Dubais Emirates airline says the claim made by the Big Three US airlines American Airlines, Delta Air Lines and United Airlines is false that bookings from Orlando, San Francisco and Chicago to the Middle East and its neighbouring regions have declined following the Gulf airlines entry into these markets.
The Partnership for Open and Fair Skies has said passenger bookings for international itineraries on US carriers and their joint venture partners declined by an average of 13.3 per cent in Orlando, 13.1 per cent in San Francisco and 8.8 per cent in Chicago.

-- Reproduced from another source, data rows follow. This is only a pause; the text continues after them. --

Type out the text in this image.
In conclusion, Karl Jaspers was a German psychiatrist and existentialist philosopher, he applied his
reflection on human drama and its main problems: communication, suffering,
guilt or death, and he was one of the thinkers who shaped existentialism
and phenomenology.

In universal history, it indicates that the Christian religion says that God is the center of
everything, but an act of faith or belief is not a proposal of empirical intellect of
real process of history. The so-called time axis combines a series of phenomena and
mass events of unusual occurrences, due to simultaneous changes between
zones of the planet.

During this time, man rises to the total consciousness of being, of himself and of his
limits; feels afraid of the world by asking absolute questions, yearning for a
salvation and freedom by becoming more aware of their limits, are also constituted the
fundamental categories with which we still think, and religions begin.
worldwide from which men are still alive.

Emirates said in a statement that the decline is limited only to the US carriers and their partners, and it is not reflective of the overall bookings made in those airports. Emirates maintains that its overall bookings to the Middle East, West Asia and Southeast Asia from Orlando had in fact increased by 74 per cent during the same period.
The latest rhetoric once again demonstrates how the Big Three are only concerned with their narrow interests, at the expense of consumers and the broader economic interest, an Emirates spokesperson said.

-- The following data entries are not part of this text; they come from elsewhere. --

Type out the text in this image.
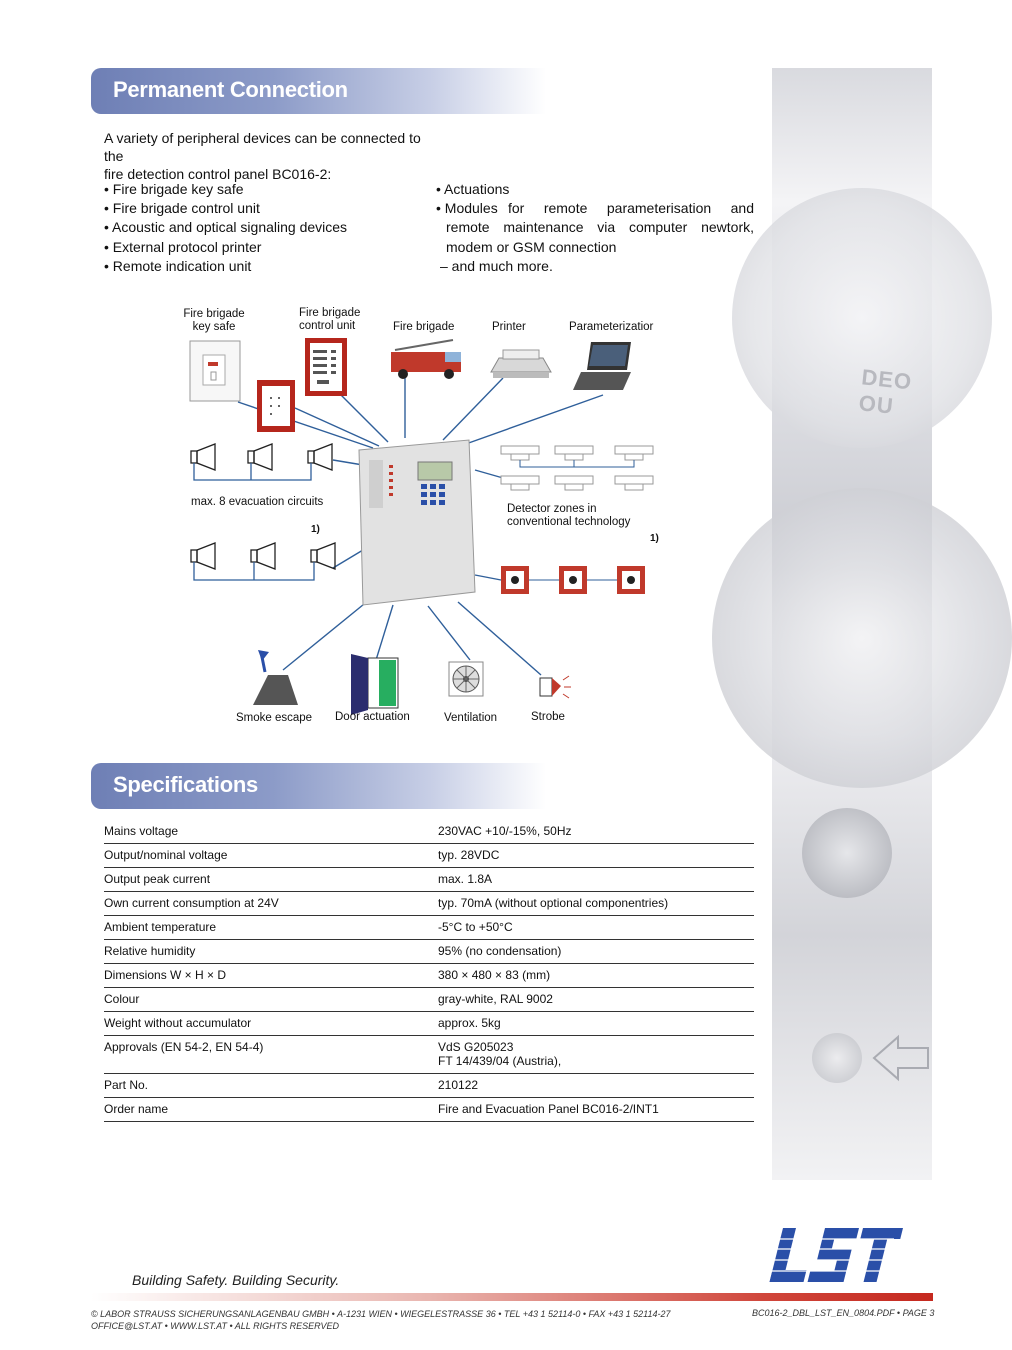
DEO OU
Permanent Connection
A variety of peripheral devices can be connected to the
fire detection control panel BC016-2:
• Fire brigade key safe
• Fire brigade control unit
• Acoustic and optical signaling devices
• External protocol printer
• Remote indication unit
• Actuations
• Modules for remote parameterisation and remote maintenance via computer newtork, modem or GSM connection
– and much more.
Fire brigade
key safe
Fire brigade
control unit	Fire brigade	Printer	Parameterizatior
max. 8 evacuation circuits
1)
Detector zones in
conventional technology
1)
Smoke escape Door actuation	Ventilation	Strobe
Specifications
Mains voltage	230VAC +10/-15%, 50Hz
Output/nominal voltage	typ. 28VDC
Output peak current	max. 1.8A
Own current consumption at 24V	typ. 70mA (without optional componentries)
Ambient temperature	-5°C to +50°C
Relative humidity	95% (no condensation)
Dimensions W × H × D	380 × 480 × 83 (mm)
Colour	gray-white, RAL 9002
Weight without accumulator	approx. 5kg
Approvals (EN 54-2, EN 54-4)	VdS G205023
FT 14/439/04 (Austria),

Part No.	210122
Order name	Fire and Evacuation Panel BC016-2/INT1
LST
Building Safety. Building Security.
© LABOR STRAUSS SICHERUNGSANLAGENBAU GMBH • A-1231 WIEN • WIEGELESTRASSE 36 • TEL +43 1 52114-0 • FAX +43 1 52114-27
OFFICE@LST.AT • WWW.LST.AT • ALL RIGHTS RESERVED
BC016-2_DBL_LST_EN_0804.PDF • PAGE 3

The three Gulf airlines Emirates, Qatar Airways and Abu Dhabis Etihad Airways have been locked in an intense year-long verbal dispute with the US Big Three, which allege that the Gulf airlines have received $42bn in subsidies from their home governments, effectively violating the Open Skies agreement.
This allegation has been strongly denied by the Gulf carriers, and both sides are awaiting a decision from the US Transport Department (DoT), which is reviewing the case. The Big Three are seeking for a review of the Open Skies agreement with a view to limiting future expansion of the Gulf airlines into key US cities.
Qatar Airways CEO Akbar al-Baker said at a forum during the recent Bahrain International Air Show that he expects the DoT to rule in favour of the Gulf airlines. Al-Baker said the US government is starting to realise the case was a total waste of time and money because the US Big Threes lawyers are trying to prove a losing case.